Peaches and Cream Cake

This Peaches and Cream Cake is a beautiful, tender cake that combines the natural sweetness of fresh (or canned) peaches with a rich, buttery batter. The result is a light and airy cake that’s perfect for summer gatherings or as a refreshing dessert any time of the year. With simple ingredients and easy preparation, this cake is a delightful way to enjoy the classic combination of peaches and cream in cake form.

Why You’ll Love This Recipe

  • Fresh and Fruity: The peaches bring a natural sweetness and juiciness to the cake, making it feel light and summery.
  • Easy to Make: This cake requires simple ingredients and easy-to-follow steps, making it a breeze to whip up.
  • Perfect for Any Occasion: Whether you’re serving it at a picnic, family dinner, or tea party, this cake is always a crowd-pleaser.

Who Is This Recipe For?

This Peaches and Cream Cake is perfect for anyone who loves fruity desserts or is looking for a simple yet impressive cake to bake. Whether you’re a beginner or an experienced baker, this recipe is easy to follow and delivers delicious results. It’s great for summertime when peaches are in season, but you can also use canned peaches to enjoy this cake year-round.

Ingredients

  • ⅔ cup white sugar (scant ⅔ cup)
  • 1 large egg
  • 1 large egg yolk
  • 1 tsp vanilla extract
  • ⅓ cup butter, melted
  • ½ cup all-purpose flour
  • 1 tsp baking powder
  • 6 Tbsp whole milk, at room temperature
  • 6-7 fresh peaches, or canned (drained and sliced)

Kitchen Equipment You’ll Need

  • 8 or 9-inch round cake pan
  • Parchment paper
  • Whisk or hand mixer
  • Mixing bowls
  • Spatula
  • Tin foil

Step-by-Step Directions

1. Preheat the Oven

Preheat your oven to 350°F (175°C). Grease an 8 or 9-inch round cake pan with butter or oil. Then, sprinkle a bit of brown sugar over the bottom of the pan to add some extra sweetness and caramelization. Line the bottom of the pan with parchment paper and cover the outside of the pan with tin foil to prevent any leaking.

2. Prepare the Batter

In a mixing bowl, whisk together 1 large egg, 1 large egg yolk, ⅔ cup sugar, 1 tsp vanilla extract, and the ⅓ cup melted butter using a hand mixer.
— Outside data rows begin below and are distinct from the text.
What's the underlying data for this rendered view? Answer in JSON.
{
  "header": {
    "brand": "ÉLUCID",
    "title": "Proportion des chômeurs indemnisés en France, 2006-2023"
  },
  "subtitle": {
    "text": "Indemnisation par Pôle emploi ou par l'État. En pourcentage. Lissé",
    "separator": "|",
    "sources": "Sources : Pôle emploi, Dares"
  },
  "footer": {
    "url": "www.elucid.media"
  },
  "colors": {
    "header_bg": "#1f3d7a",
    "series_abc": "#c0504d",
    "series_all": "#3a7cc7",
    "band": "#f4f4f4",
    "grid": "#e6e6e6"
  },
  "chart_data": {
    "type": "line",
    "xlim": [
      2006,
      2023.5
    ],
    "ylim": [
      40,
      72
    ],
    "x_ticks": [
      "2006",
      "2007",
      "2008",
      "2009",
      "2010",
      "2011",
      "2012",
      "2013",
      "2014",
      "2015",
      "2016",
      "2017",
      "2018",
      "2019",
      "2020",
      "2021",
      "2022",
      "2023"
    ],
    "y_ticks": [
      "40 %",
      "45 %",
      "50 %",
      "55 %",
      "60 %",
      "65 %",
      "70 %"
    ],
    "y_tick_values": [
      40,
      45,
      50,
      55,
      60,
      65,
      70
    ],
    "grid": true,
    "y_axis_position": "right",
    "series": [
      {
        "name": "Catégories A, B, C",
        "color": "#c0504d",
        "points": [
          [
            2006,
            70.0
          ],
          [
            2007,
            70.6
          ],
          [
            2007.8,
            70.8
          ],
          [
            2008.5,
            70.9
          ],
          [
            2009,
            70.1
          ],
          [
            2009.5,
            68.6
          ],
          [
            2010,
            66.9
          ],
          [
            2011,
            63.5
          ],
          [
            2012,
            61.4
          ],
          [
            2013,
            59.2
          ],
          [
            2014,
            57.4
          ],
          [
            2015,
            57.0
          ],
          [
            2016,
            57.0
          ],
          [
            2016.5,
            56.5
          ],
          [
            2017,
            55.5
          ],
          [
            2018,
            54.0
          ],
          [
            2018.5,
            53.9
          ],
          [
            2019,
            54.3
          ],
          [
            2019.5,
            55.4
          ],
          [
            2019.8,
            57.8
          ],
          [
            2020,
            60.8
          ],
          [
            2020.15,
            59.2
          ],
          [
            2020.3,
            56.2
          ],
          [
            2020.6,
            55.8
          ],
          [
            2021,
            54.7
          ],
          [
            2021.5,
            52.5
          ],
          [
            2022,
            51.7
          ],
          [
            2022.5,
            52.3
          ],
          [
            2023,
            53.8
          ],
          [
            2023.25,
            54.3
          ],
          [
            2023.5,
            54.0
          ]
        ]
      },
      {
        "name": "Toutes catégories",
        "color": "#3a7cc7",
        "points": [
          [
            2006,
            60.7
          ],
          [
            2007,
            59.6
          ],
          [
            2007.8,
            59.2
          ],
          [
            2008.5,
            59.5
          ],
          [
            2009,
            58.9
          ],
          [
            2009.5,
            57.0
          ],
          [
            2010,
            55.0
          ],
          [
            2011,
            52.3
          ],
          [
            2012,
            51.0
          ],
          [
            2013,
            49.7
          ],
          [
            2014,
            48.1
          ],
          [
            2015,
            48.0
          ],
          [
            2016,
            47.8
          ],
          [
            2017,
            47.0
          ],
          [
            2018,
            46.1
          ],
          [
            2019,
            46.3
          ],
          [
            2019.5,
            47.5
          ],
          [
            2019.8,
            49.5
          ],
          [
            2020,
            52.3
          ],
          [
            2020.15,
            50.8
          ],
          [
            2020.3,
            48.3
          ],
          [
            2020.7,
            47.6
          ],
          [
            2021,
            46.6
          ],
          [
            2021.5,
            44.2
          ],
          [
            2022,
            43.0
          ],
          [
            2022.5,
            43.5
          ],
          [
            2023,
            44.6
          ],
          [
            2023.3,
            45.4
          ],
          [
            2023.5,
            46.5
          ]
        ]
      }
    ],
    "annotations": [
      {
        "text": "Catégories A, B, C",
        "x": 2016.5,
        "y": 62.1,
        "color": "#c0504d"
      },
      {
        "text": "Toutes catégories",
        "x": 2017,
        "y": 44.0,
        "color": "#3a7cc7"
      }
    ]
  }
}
Beat the mixture for about 3-4 minutes until it becomes foamy and white.

3. Combine the Dry Ingredients

In a separate bowl, sift together ½ cup all-purpose flour and 1 tsp baking powder. Gradually add the dry ingredients to the wet mixture and stir gently until just combined.
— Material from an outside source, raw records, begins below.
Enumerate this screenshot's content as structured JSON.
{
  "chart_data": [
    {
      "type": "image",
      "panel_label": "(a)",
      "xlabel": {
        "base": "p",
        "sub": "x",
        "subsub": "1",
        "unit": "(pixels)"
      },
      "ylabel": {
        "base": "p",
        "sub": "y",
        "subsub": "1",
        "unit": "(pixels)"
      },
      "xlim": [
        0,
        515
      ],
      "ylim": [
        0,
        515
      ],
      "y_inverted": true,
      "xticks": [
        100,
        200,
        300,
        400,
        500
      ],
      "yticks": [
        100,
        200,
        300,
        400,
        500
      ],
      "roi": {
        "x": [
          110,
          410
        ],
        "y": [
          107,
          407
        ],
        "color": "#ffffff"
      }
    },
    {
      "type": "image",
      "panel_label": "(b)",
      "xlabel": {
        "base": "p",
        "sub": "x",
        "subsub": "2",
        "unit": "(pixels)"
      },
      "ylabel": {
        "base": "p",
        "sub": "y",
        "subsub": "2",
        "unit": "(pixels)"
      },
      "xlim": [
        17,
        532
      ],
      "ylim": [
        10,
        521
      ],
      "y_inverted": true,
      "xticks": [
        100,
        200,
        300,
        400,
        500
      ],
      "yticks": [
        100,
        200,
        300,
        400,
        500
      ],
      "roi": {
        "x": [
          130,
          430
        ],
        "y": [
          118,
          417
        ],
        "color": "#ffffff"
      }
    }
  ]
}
4. Add the Milk and Peaches

Next, pour 6 Tbsp of whole milk into the batter and stir until smooth. Add the chunks of peaches (fresh or canned), folding them gently into the batter.

5. Bake the Cake

Pour the cake batter into the prepared pan and smooth it out with a spatula. Place the cake in the preheated oven and bake for 55 minutes, or until a toothpick inserted into the center of the cake comes out clean.

6. Cool and Refrigerate

Once the cake is fully baked, remove it from the oven and let it cool completely in the pan. For best results, refrigerate the cake overnight before slicing and serving to allow the flavors to fully develop.

Tips and Tricks

  • Use Ripe Peaches: If you’re using fresh peaches, make sure they’re ripe for the best flavor. If using canned peaches, drain them well before adding them to the batter.
  • Don’t Overmix: When adding the dry ingredients to the wet mixture, stir gently to avoid overmixing, which can make the cake dense.
  • Refrigerate for Best Flavor: Letting the cake chill overnight allows the flavors to meld together, resulting in a more flavorful and moist cake.